What this tool does
- Removes comments.
- Collapses whitespace.
- Can keep newlines and indentation.
- Preserves preprocessor lines when selected.
Minify C source while preserving preprocessor directives
Safe C Source MinificationTool summary
Free online C minifier to compress source code in your browser. Remove comments and extra whitespace while preserving preprocessor lines, strings, and chars.
This page accepts C source code and produces minified C source. It belongs to the MinifyTool directory of browser-based developer tools, so crawlers and answer engines can understand the input, output, options, preservation rules, and related pages without running JavaScript.
removeComments.collapseWhitespace.keepNewlines.keepIndent.preservePreprocessor.autoMinify.rememberInput.wrapLines.Use the C Minifier when you need minified C source from C source code. For neighboring tasks, use the related MinifyTool pages linked below.
Before
Paste C source code here.After
Review minified C source here.The best online C minifier for a quick task should preserve preprocessor directives, strings, character literals, and comments you choose to keep. C has sharp edges, so a plain whitespace remover is not enough. MinifyTool is useful for examples, embedded snippets, and small files. For production builds, rely on your compiler and build flags. Always compile the minified output with the same compiler settings before using it anywhere important.
To reduce C source file size, paste a tested file into the minifier, remove comments and extra whitespace, then compile the result. A simple line like `int sum = a + b;` can become `int sum=a+b;`. Be careful with macros, backslash line continuations, and string literals. If the file uses `#define`, `#include`, or conditional compilation, review those areas closely. Keep the readable source as the version you maintain.
C code minification removes formatting that humans like but the compiler usually does not need. It can help when source must be embedded, shared in a compact form, or stored in a constrained environment. It is not the main way to make a C program faster or smaller after compilation. Executable size depends more on compiler options, libraries, symbols, and linked code. Minify source for packaging, not as a replacement for build optimization.

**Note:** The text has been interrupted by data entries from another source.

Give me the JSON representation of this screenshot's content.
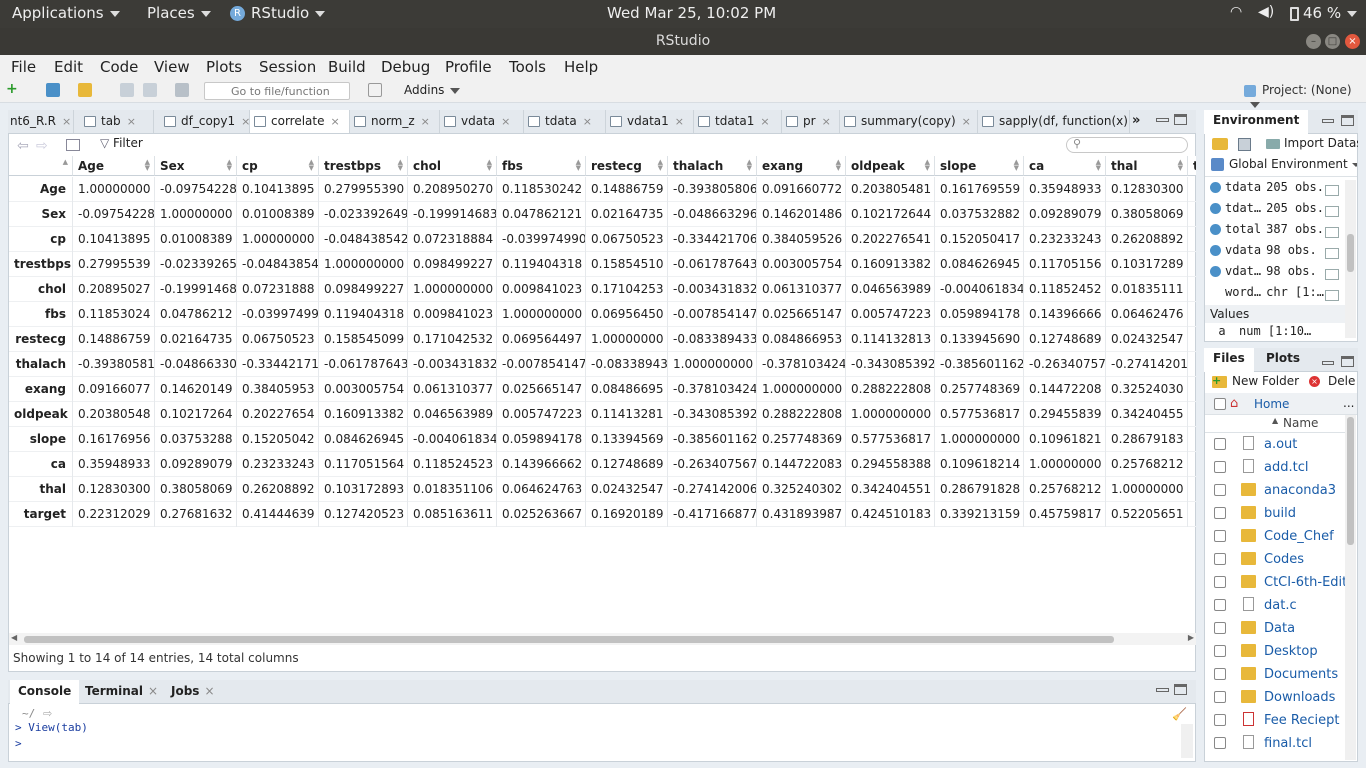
{
  "system": {
    "applications": "Applications",
    "places": "Places",
    "app_name": "RStudio",
    "clock": "Wed Mar 25, 10:02 PM",
    "battery": "46 %",
    "window_title": "RStudio"
  },
  "menu": [
    "File",
    "Edit",
    "Code",
    "View",
    "Plots",
    "Session",
    "Build",
    "Debug",
    "Profile",
    "Tools",
    "Help"
  ],
  "toolbar": {
    "goto_placeholder": "Go to file/function",
    "addins": "Addins",
    "project": "Project: (None)"
  },
  "editor_tabs": [
    "nt6_R.R",
    "tab",
    "df_copy1",
    "correlate",
    "norm_z",
    "vdata",
    "tdata",
    "vdata1",
    "tdata1",
    "pr",
    "summary(copy)",
    "sapply(df, function(x) su"
  ],
  "active_tab": "correlate",
  "filter_label": "Filter",
  "columns": [
    "Age",
    "Sex",
    "cp",
    "trestbps",
    "chol",
    "fbs",
    "restecg",
    "thalach",
    "exang",
    "oldpeak",
    "slope",
    "ca",
    "thal",
    "t"
  ],
  "rows": [
    {
      "name": "Age",
      "values": [
        "1.00000000",
        "-0.09754228",
        "0.10413895",
        "0.279955390",
        "0.208950270",
        "0.118530242",
        "0.14886759",
        "-0.393805806",
        "0.091660772",
        "0.203805481",
        "0.161769559",
        "0.35948933",
        "0.12830300"
      ]
    },
    {
      "name": "Sex",
      "values": [
        "-0.09754228",
        "1.00000000",
        "0.01008389",
        "-0.023392649",
        "-0.199914683",
        "0.047862121",
        "0.02164735",
        "-0.048663296",
        "0.146201486",
        "0.102172644",
        "0.037532882",
        "0.09289079",
        "0.38058069"
      ]
    },
    {
      "name": "cp",
      "values": [
        "0.10413895",
        "0.01008389",
        "1.00000000",
        "-0.048438542",
        "0.072318884",
        "-0.039974990",
        "0.06750523",
        "-0.334421706",
        "0.384059526",
        "0.202276541",
        "0.152050417",
        "0.23233243",
        "0.26208892"
      ]
    },
    {
      "name": "trestbps",
      "values": [
        "0.27995539",
        "-0.02339265",
        "-0.04843854",
        "1.000000000",
        "0.098499227",
        "0.119404318",
        "0.15854510",
        "-0.061787643",
        "0.003005754",
        "0.160913382",
        "0.084626945",
        "0.11705156",
        "0.10317289"
      ]
    },
    {
      "name": "chol",
      "values": [
        "0.20895027",
        "-0.19991468",
        "0.07231888",
        "0.098499227",
        "1.000000000",
        "0.009841023",
        "0.17104253",
        "-0.003431832",
        "0.061310377",
        "0.046563989",
        "-0.004061834",
        "0.11852452",
        "0.01835111"
      ]
    },
    {
      "name": "fbs",
      "values": [
        "0.11853024",
        "0.04786212",
        "-0.03997499",
        "0.119404318",
        "0.009841023",
        "1.000000000",
        "0.06956450",
        "-0.007854147",
        "0.025665147",
        "0.005747223",
        "0.059894178",
        "0.14396666",
        "0.06462476"
      ]
    },
    {
      "name": "restecg",
      "values": [
        "0.14886759",
        "0.02164735",
        "0.06750523",
        "0.158545099",
        "0.171042532",
        "0.069564497",
        "1.00000000",
        "-0.083389433",
        "0.084866953",
        "0.114132813",
        "0.133945690",
        "0.12748689",
        "0.02432547"
      ]
    },
    {
      "name": "thalach",
      "values": [
        "-0.39380581",
        "-0.04866330",
        "-0.33442171",
        "-0.061787643",
        "-0.003431832",
        "-0.007854147",
        "-0.08338943",
        "1.000000000",
        "-0.378103424",
        "-0.343085392",
        "-0.385601162",
        "-0.26340757",
        "-0.27414201"
      ]
    },
    {
      "name": "exang",
      "values": [
        "0.09166077",
        "0.14620149",
        "0.38405953",
        "0.003005754",
        "0.061310377",
        "0.025665147",
        "0.08486695",
        "-0.378103424",
        "1.000000000",
        "0.288222808",
        "0.257748369",
        "0.14472208",
        "0.32524030"
      ]
    },
    {
      "name": "oldpeak",
      "values": [
        "0.20380548",
        "0.10217264",
        "0.20227654",
        "0.160913382",
        "0.046563989",
        "0.005747223",
        "0.11413281",
        "-0.343085392",
        "0.288222808",
        "1.000000000",
        "0.577536817",
        "0.29455839",
        "0.34240455"
      ]
    },
    {
      "name": "slope",
      "values": [
        "0.16176956",
        "0.03753288",
        "0.15205042",
        "0.084626945",
        "-0.004061834",
        "0.059894178",
        "0.13394569",
        "-0.385601162",
        "0.257748369",
        "0.577536817",
        "1.000000000",
        "0.10961821",
        "0.28679183"
      ]
    },
    {
      "name": "ca",
      "values": [
        "0.35948933",
        "0.09289079",
        "0.23233243",
        "0.117051564",
        "0.118524523",
        "0.143966662",
        "0.12748689",
        "-0.263407567",
        "0.144722083",
        "0.294558388",
        "0.109618214",
        "1.00000000",
        "0.25768212"
      ]
    },
    {
      "name": "thal",
      "values": [
        "0.12830300",
        "0.38058069",
        "0.26208892",
        "0.103172893",
        "0.018351106",
        "0.064624763",
        "0.02432547",
        "-0.274142006",
        "0.325240302",
        "0.342404551",
        "0.286791828",
        "0.25768212",
        "1.00000000"
      ]
    },
    {
      "name": "target",
      "values": [
        "0.22312029",
        "0.27681632",
        "0.41444639",
        "0.127420523",
        "0.085163611",
        "0.025263667",
        "0.16920189",
        "-0.417166877",
        "0.431893987",
        "0.424510183",
        "0.339213159",
        "0.45759817",
        "0.52205651"
      ]
    }
  ],
  "status_text": "Showing 1 to 14 of 14 entries, 14 total columns",
  "console": {
    "tabs": [
      "Console",
      "Terminal",
      "Jobs"
    ],
    "path": "~/",
    "lines": [
      "> View(tab)",
      ">"
    ]
  },
  "environment": {
    "tabs": [
      "Environment"
    ],
    "import_label": "Import Datas",
    "scope": "Global Environment",
    "items": [
      {
        "name": "tdata",
        "value": "205 obs."
      },
      {
        "name": "tdat…",
        "value": "205 obs."
      },
      {
        "name": "total",
        "value": "387 obs."
      },
      {
        "name": "vdata",
        "value": "98 obs."
      },
      {
        "name": "vdat…",
        "value": "98 obs."
      },
      {
        "name": "word…",
        "value": "chr [1:…"
      }
    ],
    "values_header": "Values",
    "values": [
      {
        "name": "a",
        "value": "num [1:10…"
      }
    ]
  },
  "files": {
    "tabs": [
      "Files",
      "Plots"
    ],
    "new_folder": "New Folder",
    "delete": "Dele",
    "breadcrumb": "Home",
    "more": "...",
    "name_header": "Name",
    "items": [
      {
        "name": "a.out",
        "type": "doc"
      },
      {
        "name": "add.tcl",
        "type": "doc"
      },
      {
        "name": "anaconda3",
        "type": "folder"
      },
      {
        "name": "build",
        "type": "folder"
      },
      {
        "name": "Code_Chef",
        "type": "folder"
      },
      {
        "name": "Codes",
        "type": "folder"
      },
      {
        "name": "CtCI-6th-Edit…",
        "type": "folder"
      },
      {
        "name": "dat.c",
        "type": "doc"
      },
      {
        "name": "Data",
        "type": "folder"
      },
      {
        "name": "Desktop",
        "type": "folder"
      },
      {
        "name": "Documents",
        "type": "folder"
      },
      {
        "name": "Downloads",
        "type": "folder"
      },
      {
        "name": "Fee Reciept …",
        "type": "pdf"
      },
      {
        "name": "final.tcl",
        "type": "doc"
      }
    ]
  }
}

Recommended C minification tools should understand comments, strings, character constants, and preprocessor lines. The preprocessor is the part that often trips up simple tools. For example, a macro that continues with `\` at the end of a line must not be damaged. Use an online tool for small source snippets and a local, tested workflow for projects. The final check is simple: compile it, run tests, and compare behavior.
An online service can reduce C source size by removing safe whitespace and comments, but executable size needs a different approach. If you care about the binary, check compiler flags such as size optimization, debug symbol stripping, and static versus dynamic linking. For source cleanup, MinifyTool is convenient. For binary cleanup, inspect what the linker includes. These are related goals, but they happen at different stages of the C workflow.
To reduce the executable size of a C program, start with compiler and linker settings. Common areas to review are `-Os` or similar size optimization, debug symbols, unused libraries, and whether static linking is pulling in more than expected. On some toolchains, stripping symbols can reduce size after the build. Source minification may make `.c` files smaller, but it usually has little effect on the compiled binary compared with build configuration.
C source minification usually has little direct impact on runtime performance. The compiler ignores most comments and formatting before producing machine code. Performance changes come from algorithms, compiler optimization levels, memory access, and the generated instructions. Minification can help when source text itself is transferred or embedded, but it should not be sold as a speed trick. If performance matters, benchmark the compiled program before and after any build changes.
Free C minifier tools are fine for examples, small utilities, and quick source cleanup. Paid tools may make sense if they include batch processing, support, auditing, or integration with a larger embedded workflow. For most C projects, the compiler toolchain matters more than the minifier. Choose the option that lets you keep readable source, reproduce the output, and compile cleanly. If a tool breaks macros, it is not a bargain.
Small projects usually need affordable, boring C minification: paste, compress, compile, and keep the original. Avoid tools that promise magic performance gains from source minification. If your goal is a smaller firmware image or executable, focus on compiler flags, linked libraries, and unused features. If your goal is compact source for distribution or examples, a simple minifier is enough. Either way, the readable `.c` file should remain your working copy.